A few of those things came to a head Tuesday, following an emergency jail trust board meeting.
The sheriff also addressed several rumors that have been spreading among the public and in his own office. One of those was allegations of a sexual relationship between the sheriff and sheriff’s department domestic violence investigator Alicia Manning.
During the emergency meeting, the jail trust board voted unanimously to fire jail secretary Jerre Gail Carrell, who has been employed at the jail for 26 years, sheriff Kevin Clardy said Wednesday.
Following the vote, the board instructed jail administrator Scott McLain to terminate Carrell.
McLain refused and resigned on the spot, as did jail employee Billy Ray Carrell, husband of Jerre Gail and a jail employee of 17 years.
The reason for Carrell’s termination?
“We’re an ‘at-will’ state and there was just cause. There’s been lots of issues. It’s basically for the good of service, that’s what it is,” Clardy, who is also chairman of the jail trust, said.
“And then Billy Ray and Scott re-signed. I trusted Scott McLain with my life. But, there’s things that have been going on and going on for an extended amount of time and I have an obligation to do what’s in the best interest of the county,” Clardy said.
“This is not about friendship; it’s about business and unfortunately through business you lose friends.”
This newspaper also asked about six boxes of evidence from a homicide case that is stored in the former sheriff’s department’s Criminal Investigation Division office, which has reportedly been tainted.
“All our evidence is still secured and locked in our evidence room at the building it’s always been in,” Clardy said.
“There may be six boxes over there, I don’t know, but that’s in our CID office that nobody is supposed to have access to, and a certain individual got access, we don’t know how.
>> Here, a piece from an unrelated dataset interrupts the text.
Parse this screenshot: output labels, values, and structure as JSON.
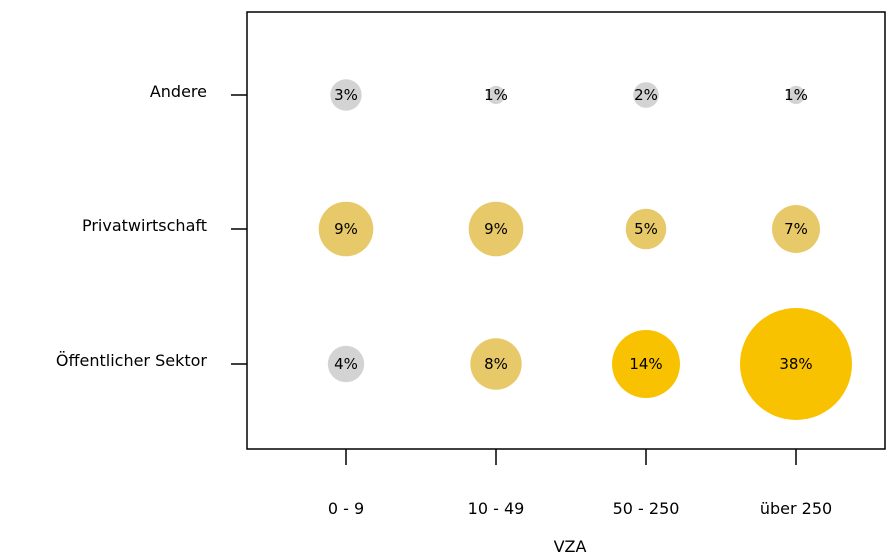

I don’t even have access to it.”
This newspaper obtained pictures of the sheriff’s department’s evidence room, which appears to be in complete disarray.
An Open Records Act request for the department’s policies and procedures on handling and storage of evidence was requested by the newspaper and given to undersheriff Larry Hendrix.
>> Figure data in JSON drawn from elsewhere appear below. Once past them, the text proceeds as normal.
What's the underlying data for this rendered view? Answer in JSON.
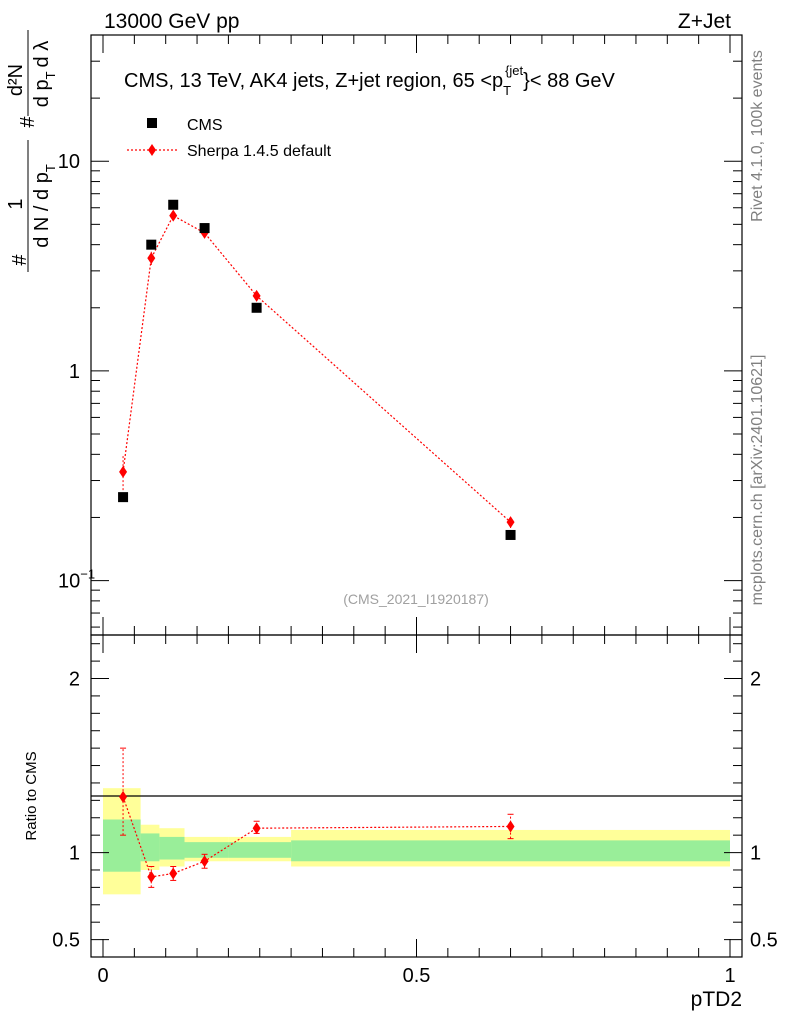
{
  "header": {
    "energy": "13000 GeV pp",
    "process": "Z+Jet",
    "side_rivet": "Rivet 4.1.0,  100k events",
    "side_site": "mcplots.cern.ch [arXiv:2401.10621]",
    "reference": "(CMS_2021_I1920187)"
  },
  "chart_data": {
    "type": "scatter",
    "title_parts": {
      "pre": "CMS, 13 TeV, AK4 jets, Z+jet region, 65 <p",
      "sub": "T",
      "sup": "{jet",
      "post": "}< 88 GeV"
    },
    "xlabel": "pTD2",
    "xlim": [
      0,
      1
    ],
    "x_ticks": [
      {
        "value": 0,
        "label": "0"
      },
      {
        "value": 0.5,
        "label": "0.5"
      },
      {
        "value": 1,
        "label": "1"
      }
    ],
    "main": {
      "yscale": "log",
      "ylim": [
        0.055,
        40
      ],
      "y_ticks": [
        {
          "value": 0.1,
          "label": "10",
          "sup": "−1"
        },
        {
          "value": 1,
          "label": "1"
        },
        {
          "value": 10,
          "label": "10"
        }
      ],
      "ylabel_parts": {
        "hash1": "#",
        "frac1_num": "1",
        "frac1_den": "d N / d p",
        "frac1_den_sub": "T",
        "hash2": "#",
        "frac2_num": "d²N",
        "frac2_den": "d p",
        "frac2_den_sub": "T",
        "frac2_tail": "d λ"
      },
      "legend": [
        {
          "name": "CMS",
          "marker": "square",
          "color": "#000000"
        },
        {
          "name": "Sherpa 1.4.5 default",
          "marker": "diamond",
          "color": "#ff0000"
        }
      ],
      "series": [
        {
          "name": "CMS",
          "x": [
            0.032,
            0.077,
            0.112,
            0.162,
            0.245,
            0.65
          ],
          "y": [
            0.25,
            4.0,
            6.2,
            4.8,
            2.0,
            0.165
          ]
        },
        {
          "name": "Sherpa 1.4.5 default",
          "x": [
            0.032,
            0.077,
            0.112,
            0.162,
            0.245,
            0.65
          ],
          "y": [
            0.33,
            3.45,
            5.5,
            4.55,
            2.28,
            0.19
          ],
          "err_low": [
            0.27,
            3.2,
            5.25,
            4.35,
            2.18,
            0.178
          ],
          "err_high": [
            0.4,
            3.7,
            5.75,
            4.75,
            2.38,
            0.202
          ]
        }
      ]
    },
    "ratio": {
      "ylabel": "Ratio to CMS",
      "ylim": [
        0.4,
        2.25
      ],
      "y_ticks": [
        {
          "value": 0.5,
          "label": "0.5"
        },
        {
          "value": 1,
          "label": "1"
        },
        {
          "value": 2,
          "label": "2"
        }
      ],
      "bands": [
        {
          "x0": 0.0,
          "x1": 0.06,
          "green": [
            0.89,
            1.19
          ],
          "yellow": [
            0.76,
            1.37
          ]
        },
        {
          "x0": 0.06,
          "x1": 0.09,
          "green": [
            0.95,
            1.11
          ],
          "yellow": [
            0.9,
            1.16
          ]
        },
        {
          "x0": 0.09,
          "x1": 0.13,
          "green": [
            0.96,
            1.09
          ],
          "yellow": [
            0.92,
            1.14
          ]
        },
        {
          "x0": 0.13,
          "x1": 0.2,
          "green": [
            0.97,
            1.06
          ],
          "yellow": [
            0.95,
            1.09
          ]
        },
        {
          "x0": 0.2,
          "x1": 0.3,
          "green": [
            0.97,
            1.06
          ],
          "yellow": [
            0.95,
            1.09
          ]
        },
        {
          "x0": 0.3,
          "x1": 1.0,
          "green": [
            0.95,
            1.07
          ],
          "yellow": [
            0.92,
            1.13
          ]
        }
      ],
      "series": {
        "name": "Sherpa 1.4.5 default",
        "x": [
          0.032,
          0.077,
          0.112,
          0.162,
          0.245,
          0.65
        ],
        "y": [
          1.32,
          0.86,
          0.88,
          0.95,
          1.14,
          1.15
        ],
        "err_low": [
          1.1,
          0.8,
          0.84,
          0.91,
          1.11,
          1.08
        ],
        "err_high": [
          1.6,
          0.92,
          0.92,
          0.99,
          1.18,
          1.22
        ]
      }
    }
  }
}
In addressing the six boxes of reportedly tainted homicide evidence, Hendrix said, “The evidence that has been recently questioned by the jail is return evidence from the OSBI, and whatever may have been left in the office by (investigators) Devin Black and John Jones.”
“When we began the move, I notified the jail that we were not relinquishing control of the facility,” Hendrix said.
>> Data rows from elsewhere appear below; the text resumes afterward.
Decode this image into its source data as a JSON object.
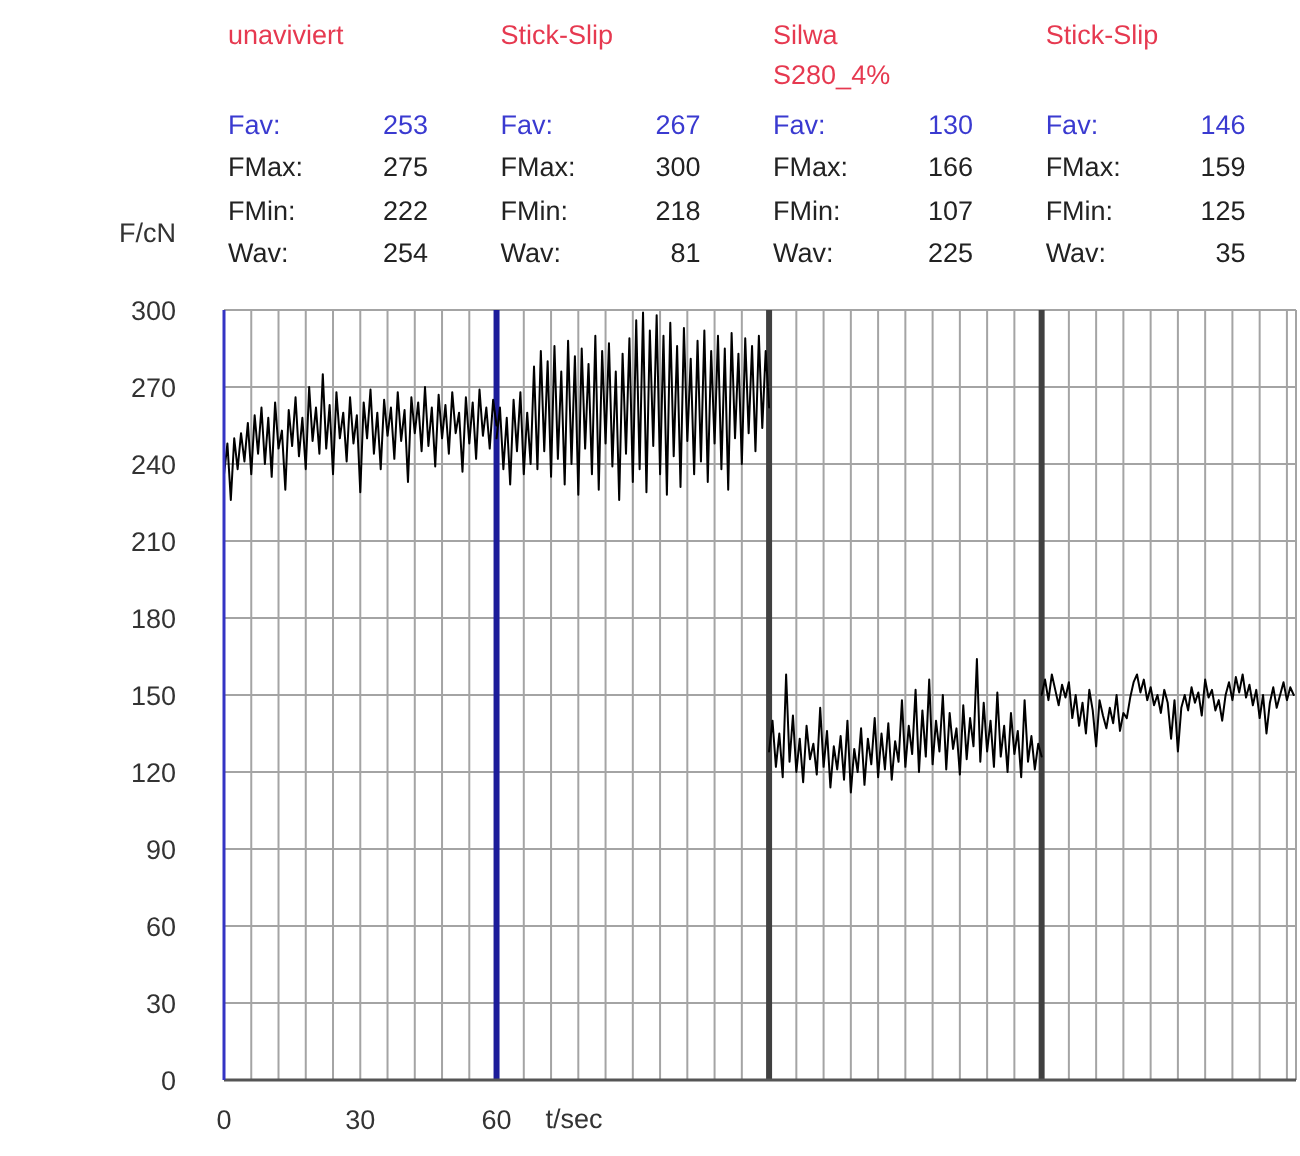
{
  "chart_data": {
    "type": "line",
    "xlabel": "t/sec",
    "ylabel": "F/cN",
    "annotations": [
      "unaviviert",
      "Stick-Slip",
      "Silwa S280_4%",
      "Stick-Slip",
      "Fav: 253",
      "Fav: 267",
      "Fav: 130",
      "Fav: 146",
      "FMax: 275",
      "FMax: 300",
      "FMax: 166",
      "FMax: 159",
      "FMin: 222",
      "FMin: 218",
      "FMin: 107",
      "FMin: 125",
      "Wav: 254",
      "Wav: 81",
      "Wav: 225",
      "Wav: 35"
    ],
    "xlim": [
      0,
      236
    ],
    "xticks": [
      0,
      {
        "value": 6,
        "label": null
      },
      {
        "value": 12,
        "label": null
      },
      {
        "value": 18,
        "label": null
      },
      {
        "value": 24,
        "label": null
      },
      30,
      {
        "value": 36,
        "label": null
      },
      {
        "value": 42,
        "label": null
      },
      {
        "value": 48,
        "label": null
      },
      {
        "value": 54,
        "label": null
      },
      60,
      {
        "value": 66,
        "label": null
      },
      {
        "value": 72,
        "label": null
      },
      {
        "value": 78,
        "label": null
      },
      {
        "value": 84,
        "label": null
      },
      {
        "value": 90,
        "label": null
      },
      {
        "value": 96,
        "label": null
      },
      {
        "value": 102,
        "label": null
      },
      {
        "value": 108,
        "label": null
      },
      {
        "value": 114,
        "label": null
      },
      {
        "value": 126,
        "label": null
      },
      {
        "value": 132,
        "label": null
      },
      {
        "value": 138,
        "label": null
      },
      {
        "value": 144,
        "label": null
      },
      {
        "value": 150,
        "label": null
      },
      {
        "value": 156,
        "label": null
      },
      {
        "value": 162,
        "label": null
      },
      {
        "value": 168,
        "label": null
      },
      {
        "value": 174,
        "label": null
      },
      {
        "value": 186,
        "label": null
      },
      {
        "value": 192,
        "label": null
      },
      {
        "value": 198,
        "label": null
      },
      {
        "value": 204,
        "label": null
      },
      {
        "value": 210,
        "label": null
      },
      {
        "value": 216,
        "label": null
      },
      {
        "value": 222,
        "label": null
      },
      {
        "value": 228,
        "label": null
      },
      {
        "value": 234,
        "label": null
      }
    ],
    "ylim": [
      0,
      300
    ],
    "yticks": [
      0,
      30,
      60,
      90,
      120,
      150,
      180,
      210,
      240,
      270,
      300
    ],
    "grid": true,
    "ref_lines": [
      {
        "axis": "x",
        "value": 60,
        "color": "#1c1c9a"
      },
      {
        "axis": "x",
        "value": 120,
        "color": "#404040"
      },
      {
        "axis": "x",
        "value": 180,
        "color": "#404040"
      }
    ],
    "series": [
      {
        "color": "#000000",
        "x": [
          0,
          0.75,
          1.5,
          2.25,
          3,
          3.75,
          4.5,
          5.25,
          6,
          6.75,
          7.5,
          8.25,
          9,
          9.75,
          10.5,
          11.25,
          12,
          12.75,
          13.5,
          14.25,
          15,
          15.75,
          16.5,
          17.25,
          18,
          18.75,
          19.5,
          20.25,
          21,
          21.75,
          22.5,
          23.25,
          24,
          24.75,
          25.5,
          26.25,
          27,
          27.75,
          28.5,
          29.25,
          30,
          30.75,
          31.5,
          32.25,
          33,
          33.75,
          34.5,
          35.25,
          36,
          36.75,
          37.5,
          38.25,
          39,
          39.75,
          40.5,
          41.25,
          42,
          42.75,
          43.5,
          44.25,
          45,
          45.75,
          46.5,
          47.25,
          48,
          48.75,
          49.5,
          50.25,
          51,
          51.75,
          52.5,
          53.25,
          54,
          54.75,
          55.5,
          56.25,
          57,
          57.75,
          58.5,
          59.25,
          60
        ],
        "values": [
          236,
          248,
          226,
          250,
          238,
          252,
          241,
          256,
          236,
          259,
          244,
          262,
          240,
          258,
          235,
          264,
          246,
          253,
          230,
          261,
          247,
          266,
          243,
          258,
          238,
          270,
          249,
          262,
          244,
          275,
          246,
          263,
          236,
          268,
          250,
          260,
          241,
          266,
          248,
          259,
          229,
          264,
          250,
          269,
          244,
          260,
          238,
          265,
          251,
          262,
          242,
          268,
          249,
          261,
          233,
          266,
          252,
          264,
          245,
          270,
          247,
          262,
          239,
          267,
          250,
          263,
          244,
          268,
          252,
          260,
          237,
          266,
          248,
          264,
          242,
          269,
          251,
          262,
          246,
          265,
          255
        ]
      },
      {
        "color": "#000000",
        "x": [
          60,
          60.75,
          61.5,
          62.25,
          63,
          63.75,
          64.5,
          65.25,
          66,
          66.75,
          67.5,
          68.25,
          69,
          69.75,
          70.5,
          71.25,
          72,
          72.75,
          73.5,
          74.25,
          75,
          75.75,
          76.5,
          77.25,
          78,
          78.75,
          79.5,
          80.25,
          81,
          81.75,
          82.5,
          83.25,
          84,
          84.75,
          85.5,
          86.25,
          87,
          87.75,
          88.5,
          89.25,
          90,
          90.75,
          91.5,
          92.25,
          93,
          93.75,
          94.5,
          95.25,
          96,
          96.75,
          97.5,
          98.25,
          99,
          99.75,
          100.5,
          101.25,
          102,
          102.75,
          103.5,
          104.25,
          105,
          105.75,
          106.5,
          107.25,
          108,
          108.75,
          109.5,
          110.25,
          111,
          111.75,
          112.5,
          113.25,
          114,
          114.75,
          115.5,
          116.25,
          117,
          117.75,
          118.5,
          119.25,
          120
        ],
        "values": [
          250,
          262,
          238,
          258,
          232,
          265,
          245,
          268,
          236,
          260,
          240,
          278,
          238,
          284,
          245,
          280,
          235,
          286,
          242,
          276,
          232,
          288,
          240,
          282,
          228,
          285,
          246,
          279,
          236,
          290,
          230,
          284,
          248,
          287,
          239,
          276,
          226,
          283,
          244,
          289,
          233,
          296,
          238,
          299,
          229,
          292,
          247,
          298,
          236,
          290,
          228,
          295,
          243,
          286,
          231,
          293,
          249,
          281,
          236,
          288,
          241,
          292,
          233,
          284,
          248,
          290,
          238,
          285,
          230,
          291,
          250,
          283,
          240,
          289,
          252,
          286,
          245,
          290,
          254,
          284,
          262
        ]
      },
      {
        "color": "#000000",
        "x": [
          120,
          120.75,
          121.5,
          122.25,
          123,
          123.75,
          124.5,
          125.25,
          126,
          126.75,
          127.5,
          128.25,
          129,
          129.75,
          130.5,
          131.25,
          132,
          132.75,
          133.5,
          134.25,
          135,
          135.75,
          136.5,
          137.25,
          138,
          138.75,
          139.5,
          140.25,
          141,
          141.75,
          142.5,
          143.25,
          144,
          144.75,
          145.5,
          146.25,
          147,
          147.75,
          148.5,
          149.25,
          150,
          150.75,
          151.5,
          152.25,
          153,
          153.75,
          154.5,
          155.25,
          156,
          156.75,
          157.5,
          158.25,
          159,
          159.75,
          160.5,
          161.25,
          162,
          162.75,
          163.5,
          164.25,
          165,
          165.75,
          166.5,
          167.25,
          168,
          168.75,
          169.5,
          170.25,
          171,
          171.75,
          172.5,
          173.25,
          174,
          174.75,
          175.5,
          176.25,
          177,
          177.75,
          178.5,
          179.25,
          180
        ],
        "values": [
          128,
          140,
          122,
          135,
          118,
          158,
          124,
          142,
          120,
          133,
          116,
          138,
          125,
          131,
          119,
          145,
          122,
          136,
          114,
          130,
          121,
          134,
          117,
          140,
          112,
          129,
          120,
          137,
          115,
          133,
          123,
          141,
          118,
          135,
          121,
          139,
          117,
          132,
          124,
          148,
          122,
          138,
          127,
          152,
          120,
          144,
          126,
          156,
          123,
          140,
          128,
          150,
          121,
          143,
          129,
          137,
          119,
          146,
          125,
          141,
          130,
          164,
          124,
          147,
          128,
          140,
          122,
          151,
          126,
          138,
          120,
          143,
          127,
          136,
          118,
          148,
          124,
          134,
          121,
          131,
          126
        ]
      },
      {
        "color": "#000000",
        "x": [
          180,
          180.75,
          181.5,
          182.25,
          183,
          183.75,
          184.5,
          185.25,
          186,
          186.75,
          187.5,
          188.25,
          189,
          189.75,
          190.5,
          191.25,
          192,
          192.75,
          193.5,
          194.25,
          195,
          195.75,
          196.5,
          197.25,
          198,
          198.75,
          199.5,
          200.25,
          201,
          201.75,
          202.5,
          203.25,
          204,
          204.75,
          205.5,
          206.25,
          207,
          207.75,
          208.5,
          209.25,
          210,
          210.75,
          211.5,
          212.25,
          213,
          213.75,
          214.5,
          215.25,
          216,
          216.75,
          217.5,
          218.25,
          219,
          219.75,
          220.5,
          221.25,
          222,
          222.75,
          223.5,
          224.25,
          225,
          225.75,
          226.5,
          227.25,
          228,
          228.75,
          229.5,
          230.25,
          231,
          231.75,
          232.5,
          233.25,
          234,
          234.75,
          235.5
        ],
        "values": [
          150,
          156,
          148,
          158,
          152,
          146,
          154,
          149,
          155,
          141,
          150,
          138,
          147,
          135,
          152,
          144,
          130,
          148,
          142,
          137,
          145,
          139,
          150,
          136,
          143,
          141,
          149,
          155,
          158,
          151,
          156,
          148,
          153,
          146,
          150,
          143,
          152,
          147,
          133,
          148,
          128,
          145,
          150,
          144,
          153,
          147,
          151,
          142,
          156,
          149,
          152,
          144,
          148,
          140,
          150,
          155,
          148,
          157,
          151,
          158,
          149,
          154,
          146,
          152,
          141,
          150,
          135,
          147,
          153,
          145,
          150,
          155,
          148,
          153,
          150
        ]
      }
    ]
  }
}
Hendrix said he could make a guess how jail staff got access to the key-code lock door, but however they got access, “it was not appropriate for jail staff to enter the room.”
District Attorney Mark Matloff has also expressed concerns about the evidence from a triple homicide case. The suspect got sentenced to death in Arkansas for two of the murders, so the murder case in Oklahoma has not actually been tried.
Matloff has said, however, that if the death penalty case is later reversed, he would then prosecute the murder here.
This newspaper has inner office sheriff’s department letters, one addressed from undersheriff Hendrix to all employees and another from Manning to all deputies.
Both letters addressed “low morale and backdoor talk.”
“The sheriff has drawn a line and the rumor mill, talking mess and poor attitudes in general will stop,” Hendrix said in a Sept. 3 letter to all employees.
“The sheriff has made me responsible for you. Do not opinion shop or go directly to the sheriff. You can and will keep me in the loop.”
In a letter to all deputies sent out Monday, Manning said, “It has been brought to my attention once again that we have more disgruntled employees. There are repeated complaints of the sheriff, the undersheriff and myself being the reason for low morale.”
Manning told the deputies that they can either be productive or go work somewhere else, again asking for the rumors to stop, the letter said.
“This is also considered your verbal counseling,” the letter concludes.
The sheriff’s department has had higher turnover this year, with former undersheriff Ken Jennings being fired in March and deputies Curtis Fields and Floyd Branson resigning shortly after Jennings was fired.
The newspaper asked Clardy about those rumors Wednesday with a simple question.
Are Clardy and Alicia Manning having sex or have they ever had sex while she was employed at the sheriff’s department?
“No. No, we have not.” Clardy said.
“But state law wouldn’t make that one way or another, but it’s not a professional thing to do.
We haven’t been in any kind of relationship at all, we’re good friends. Me and Larry are good friends, but we’re not having sex, either,” he said.
“Me and my wife split up two years ago. We’ve been divorced for three months. Lotta people wanna talk about stuff that’s not happened. I don’t have time for that stuff.”
“I could be making a lot more money working elsewhere, but I’m not. You don’t do this job for the money.”